I did run a quick runtime comparison with the Olight i5T CU with the Xtar 1.5v Lithium ion battery they rate at 3300mAh, and an Amazon Basics High Capacity NiMH (2400mAh) I previously had tested this light with. You can see here in the graph the outputs are identical except for the very end. The Liion cell has a very sharp drop off when the internal protection circuit kicks in on the battery and stops all current. The NiMH battery on the other hand has some gradual decline as voltage drops at the end of it’s lifecycle. Runtimes were within just a few minutes difference with the Nimh having the slight advantage on this light. Not sure how Xtar is calculating their cell rating on this one.

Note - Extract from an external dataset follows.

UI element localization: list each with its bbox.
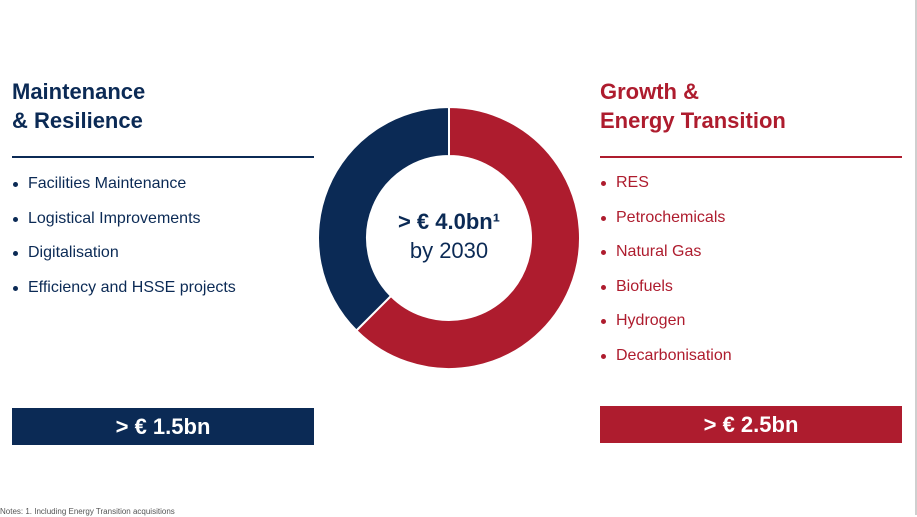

This is a basic charger from a brand with a good track record. I am not sure it has a ton of applications in the current flashlight market for enthusiasts but it has applications elsewhere in the home. It’s a nice charger for photographers looking to recharge their eneloop batteries for flashes or those who switch over to 1.5V lithium cells which would work quite well, for anyone with kids to recharge batteries for the endless number of toys, and other household tasks. Yes there are flashlights still using AA sized batteries that use Nihm batteries where this and the 1.5V lithium batteries would work just fine, I just personally use 4.2V 14500’s in all my lights where I am able to due to more performance and good runtimes generally.
I think this would be a little more useful charger if it also charged the more conventional 4.2V lithium ion batteries like 14500’s as then it would make a great travel charger to take care of 2 physical sizes, and 3 chemistries/voltages in a small package, and able to use USB-C to C natively. The onboard flashlight does light up but it’s a standard 5mm LED, nothing to write home about but better than nothing in an emergency. The charger also has a USB-A out that’s rated for 5V at 1A, so you could use it to charge your phone in a pinch. Overall this is a specialty charger for a niche market but it does a good basic job for what it’s designed for and I can recommend it if you fall into that niche.